According to the idea of Pipeline, computing begins when data is used. From the perspective of data flow, it is the flow of data to the location of computing. In essence, from a logical point of view, it is the flow of operators on the data.

From the point of view of algorithm construction: it must be the operator acting on the data, so the operator flows on the data.

From the point of view of physical execution: the flow of data to the location of the calculation

For pipeline, the location where the data is calculated is the last RDD in each stage.

Due to the Lazy characteristic of the calculation, the calculation is backtracked from back to front to form a Computing Chain. As a result, it is necessary to first calculate the Partition that this calculation depends on in the RDD on the left side of the Stage.

Third: the inside story of narrowly dependent physical execution

The RDD within a Stage is narrowly dependent, and the narrow dependency computing itself is logically calculated immediately from the leftmost RDD within the Stage. According to Computing Chain, the data (Record) flows from one calculation step to the next settlement step, and so on, until the last RDD within the Stage is calculated to produce the result.

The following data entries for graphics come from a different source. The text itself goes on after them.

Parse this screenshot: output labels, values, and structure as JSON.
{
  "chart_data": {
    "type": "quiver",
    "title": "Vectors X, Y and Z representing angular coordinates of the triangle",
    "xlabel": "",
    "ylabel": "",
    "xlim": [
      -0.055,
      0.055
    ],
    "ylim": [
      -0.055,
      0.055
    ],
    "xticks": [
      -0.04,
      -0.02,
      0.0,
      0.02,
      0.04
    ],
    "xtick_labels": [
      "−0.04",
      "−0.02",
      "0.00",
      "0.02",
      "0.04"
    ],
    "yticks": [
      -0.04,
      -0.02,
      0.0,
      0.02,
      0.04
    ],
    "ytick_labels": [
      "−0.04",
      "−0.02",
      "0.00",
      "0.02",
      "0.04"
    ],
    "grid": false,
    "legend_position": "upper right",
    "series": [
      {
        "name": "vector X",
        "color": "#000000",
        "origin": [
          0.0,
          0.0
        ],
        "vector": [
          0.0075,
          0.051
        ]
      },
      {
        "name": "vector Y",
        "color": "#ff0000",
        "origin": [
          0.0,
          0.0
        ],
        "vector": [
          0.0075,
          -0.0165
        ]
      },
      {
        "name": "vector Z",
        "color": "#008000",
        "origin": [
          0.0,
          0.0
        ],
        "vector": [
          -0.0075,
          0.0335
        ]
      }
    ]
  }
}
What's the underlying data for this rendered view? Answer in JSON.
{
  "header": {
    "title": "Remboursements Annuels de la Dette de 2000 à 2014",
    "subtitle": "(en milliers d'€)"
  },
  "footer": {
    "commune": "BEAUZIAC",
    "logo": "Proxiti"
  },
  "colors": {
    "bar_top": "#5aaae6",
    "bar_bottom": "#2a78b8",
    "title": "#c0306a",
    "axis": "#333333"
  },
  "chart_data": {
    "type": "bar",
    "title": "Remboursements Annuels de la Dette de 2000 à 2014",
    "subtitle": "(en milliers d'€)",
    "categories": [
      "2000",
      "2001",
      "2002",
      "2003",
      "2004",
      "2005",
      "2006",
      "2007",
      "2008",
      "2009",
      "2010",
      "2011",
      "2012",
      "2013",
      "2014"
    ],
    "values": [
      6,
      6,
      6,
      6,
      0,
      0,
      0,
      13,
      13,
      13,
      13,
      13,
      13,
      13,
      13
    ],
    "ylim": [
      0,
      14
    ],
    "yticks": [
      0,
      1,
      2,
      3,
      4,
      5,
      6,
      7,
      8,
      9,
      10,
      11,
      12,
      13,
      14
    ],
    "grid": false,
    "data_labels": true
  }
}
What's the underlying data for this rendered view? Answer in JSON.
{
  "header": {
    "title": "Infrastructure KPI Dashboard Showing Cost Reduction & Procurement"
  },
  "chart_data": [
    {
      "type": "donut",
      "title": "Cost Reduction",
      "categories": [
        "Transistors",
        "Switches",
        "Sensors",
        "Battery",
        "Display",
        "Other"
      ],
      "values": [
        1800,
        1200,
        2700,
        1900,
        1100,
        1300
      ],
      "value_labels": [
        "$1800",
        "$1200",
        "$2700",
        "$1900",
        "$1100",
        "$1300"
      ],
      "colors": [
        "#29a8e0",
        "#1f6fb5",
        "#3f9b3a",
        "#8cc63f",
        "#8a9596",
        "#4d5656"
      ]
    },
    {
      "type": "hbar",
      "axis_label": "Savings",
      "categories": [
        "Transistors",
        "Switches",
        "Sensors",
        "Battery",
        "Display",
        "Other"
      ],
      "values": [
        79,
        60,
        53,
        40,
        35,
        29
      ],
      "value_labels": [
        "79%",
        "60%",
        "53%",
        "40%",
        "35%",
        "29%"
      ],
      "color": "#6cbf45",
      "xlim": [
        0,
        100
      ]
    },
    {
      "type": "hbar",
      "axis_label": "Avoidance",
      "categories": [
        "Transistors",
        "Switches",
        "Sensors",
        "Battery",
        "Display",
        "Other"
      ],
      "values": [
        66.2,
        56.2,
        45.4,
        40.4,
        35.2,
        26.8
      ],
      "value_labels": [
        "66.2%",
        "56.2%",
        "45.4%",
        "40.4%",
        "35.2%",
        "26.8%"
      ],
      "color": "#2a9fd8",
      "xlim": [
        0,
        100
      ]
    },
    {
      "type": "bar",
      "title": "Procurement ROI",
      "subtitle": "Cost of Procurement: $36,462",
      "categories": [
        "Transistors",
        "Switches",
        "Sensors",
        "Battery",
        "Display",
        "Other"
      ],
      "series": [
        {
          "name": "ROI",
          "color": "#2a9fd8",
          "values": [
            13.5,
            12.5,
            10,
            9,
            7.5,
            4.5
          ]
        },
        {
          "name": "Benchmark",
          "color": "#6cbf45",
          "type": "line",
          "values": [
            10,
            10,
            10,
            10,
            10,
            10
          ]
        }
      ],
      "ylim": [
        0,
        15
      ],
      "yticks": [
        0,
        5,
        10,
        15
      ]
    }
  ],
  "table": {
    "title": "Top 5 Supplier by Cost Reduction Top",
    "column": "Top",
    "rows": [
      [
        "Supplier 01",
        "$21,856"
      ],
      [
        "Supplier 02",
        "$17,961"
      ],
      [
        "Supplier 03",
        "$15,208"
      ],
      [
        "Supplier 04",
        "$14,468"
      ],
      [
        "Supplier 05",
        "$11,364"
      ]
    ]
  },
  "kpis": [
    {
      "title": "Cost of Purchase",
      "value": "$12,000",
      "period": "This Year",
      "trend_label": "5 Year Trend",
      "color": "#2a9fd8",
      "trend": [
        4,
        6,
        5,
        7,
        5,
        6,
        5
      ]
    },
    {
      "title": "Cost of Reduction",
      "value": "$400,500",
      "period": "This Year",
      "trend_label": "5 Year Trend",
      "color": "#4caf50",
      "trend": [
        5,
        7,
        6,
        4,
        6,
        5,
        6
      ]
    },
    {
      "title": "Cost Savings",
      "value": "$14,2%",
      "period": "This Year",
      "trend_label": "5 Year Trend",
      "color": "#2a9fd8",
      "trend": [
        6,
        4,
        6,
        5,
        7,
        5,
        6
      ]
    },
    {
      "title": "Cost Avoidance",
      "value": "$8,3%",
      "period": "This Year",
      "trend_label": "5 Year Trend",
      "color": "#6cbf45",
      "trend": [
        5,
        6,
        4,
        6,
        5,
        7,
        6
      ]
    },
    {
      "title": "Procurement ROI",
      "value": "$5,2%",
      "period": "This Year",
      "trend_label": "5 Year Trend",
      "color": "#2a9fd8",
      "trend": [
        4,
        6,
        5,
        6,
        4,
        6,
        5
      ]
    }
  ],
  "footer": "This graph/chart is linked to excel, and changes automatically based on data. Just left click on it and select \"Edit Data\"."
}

The construction of the Computing Chain is built backwards, while the actual physical calculation is to allow the data to flow back on the operator until it reaches the point where it can no longer flow before the next Record is calculated. This leads to a good result: although the later RDD relies on the previous RDD, it does not require the parent RDD to calculate all the Records in the Partition before flowing the data, which greatly improves the calculation speed.

Four: wide dependence on physical execution

You must wait until all the data of the last RDD in the dependent parent Stage has been completely calculated before you can calculate the current Stage through shuffle!

Welcome to subscribe "Shulou Technology Information " to get latest news, interesting things and hot topics in the IT industry, and controls the hottest and latest Internet news, technology news and IT industry trends.

*The comments in the above article only represent the author's personal views and do not represent the views and positions of this website. If you have more insights, please feel free to contribute and share.